For even more effective start up protection, use a synthetic 10W-40 instead of a conventional 20W-50. The synthetic 10W-40 flows easily and still maintains enough viscosity to protect piston skirts and bearings when it gets hot. The improved temperature stability of synthetics make them a better choice for race engines and serious high performance engines. Even with a synthetic, however, viscosity changes with temperature. Selecting the correct viscosity for an application requires knowing the operating temperature of the oil. Engines that run high operating oil temperatures require higher viscosity oil.

Engines that run low oil temps require lower viscosity oil. Look at an NHRA Pro Stock engine, a NASCAR Sprint Cup engine and a World of Outlaws 410 Sprint engine. Each engine has a very different operating oil temperature – Pro Stock, 100°F; NASCAR, 220°F and sprint cars, 300°F. All three engines run very different viscosity oils as well − SAE 0W-5, SAE 5W-20 and SAE 15W-50.

Here’s another thought regarding viscosity. It is vitally important to keep internal engine clearances in mind. Looser clearances in the engine and oil pump require higher viscosity oil to maintain oil pressure. Tighter clearances need lower viscosity oil, which provides better cooling and improved horsepower.

DuckMan Feb 5th, 2018 4:57 pm

I've been thinking about switching from a 10w-50 back to a 10w-40 just to save a little more weight but I'm not sure there's much difference in switching the first number. :wink2:

duc96cr Feb 5th, 2018 6:23 pm

I love oil threads ! Here’s what I do :( this ought to explode a few heads ) Whe I change oil at home I try to put the recommended stuff in, but often I need more than I have on hand. I usually don’t go to the store for another quart.

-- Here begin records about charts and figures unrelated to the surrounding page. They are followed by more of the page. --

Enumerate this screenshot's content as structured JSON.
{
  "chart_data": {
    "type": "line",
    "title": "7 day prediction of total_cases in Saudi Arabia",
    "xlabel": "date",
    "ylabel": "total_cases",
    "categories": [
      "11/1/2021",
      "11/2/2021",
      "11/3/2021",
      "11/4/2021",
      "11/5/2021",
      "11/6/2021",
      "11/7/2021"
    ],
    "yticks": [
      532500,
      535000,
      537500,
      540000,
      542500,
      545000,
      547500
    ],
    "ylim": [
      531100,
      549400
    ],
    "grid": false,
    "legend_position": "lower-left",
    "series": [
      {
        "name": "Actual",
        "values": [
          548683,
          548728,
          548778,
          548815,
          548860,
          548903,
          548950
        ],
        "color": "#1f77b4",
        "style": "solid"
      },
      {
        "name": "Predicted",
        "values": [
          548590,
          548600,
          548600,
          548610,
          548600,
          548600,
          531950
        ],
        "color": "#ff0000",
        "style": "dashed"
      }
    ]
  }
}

Instead, I use the closest thing to whatever is recommended that I can find in my cabinet. Sometimes I don’t have the recommended filter, so I dig around in the filter cabinet and find one that fits. I end up using a combination of Ducati, Harley, Kubota, Suzuki, John Deere, Buell, and Fram filters on whatever they fit. Works for me.

Lanesmatb Feb 5th, 2018 7:42 pm

I’ve been a rotella guy for years but have found a new favorite oil. It comes in 20W-50, full synthetic, easy to buy (Wallyworld), JASO rated, and the best part is the trans shifts like butter. Valvoline 4T stroke full syn at 6.67 qt.

Sent from my iPad using Tapatalk

Turbomart Feb 5th, 2018 8:07 pm

Just to add to Mr Allen's post.
Oil pressure is not the goal, we rely on a wedge of oil between the crank and bearings for lubrication. Oil pressure is a side effect, it's created when oil pumps faster than it can drain away through the bearings.
If the oil is too thick oil pressure will be high but you may have minimal oil flow through the bearings. If the oil is to thin it may not be able to support the wedge of oil between the crank and bearings leading to metal to metal contact and wear.

Turbomart Feb 5th, 2018 8:20 pm

With synthetic vs mineral oils, synthetic oils are not necessarily better at handling high temperatures. All oils have additives in them to meet the multigrade specifications. Synthetic oils need less additives because the base stock is better. Since it's the additives that wear out , the main advantage of synthetic oil is it lasts longer allowing extended service intervals.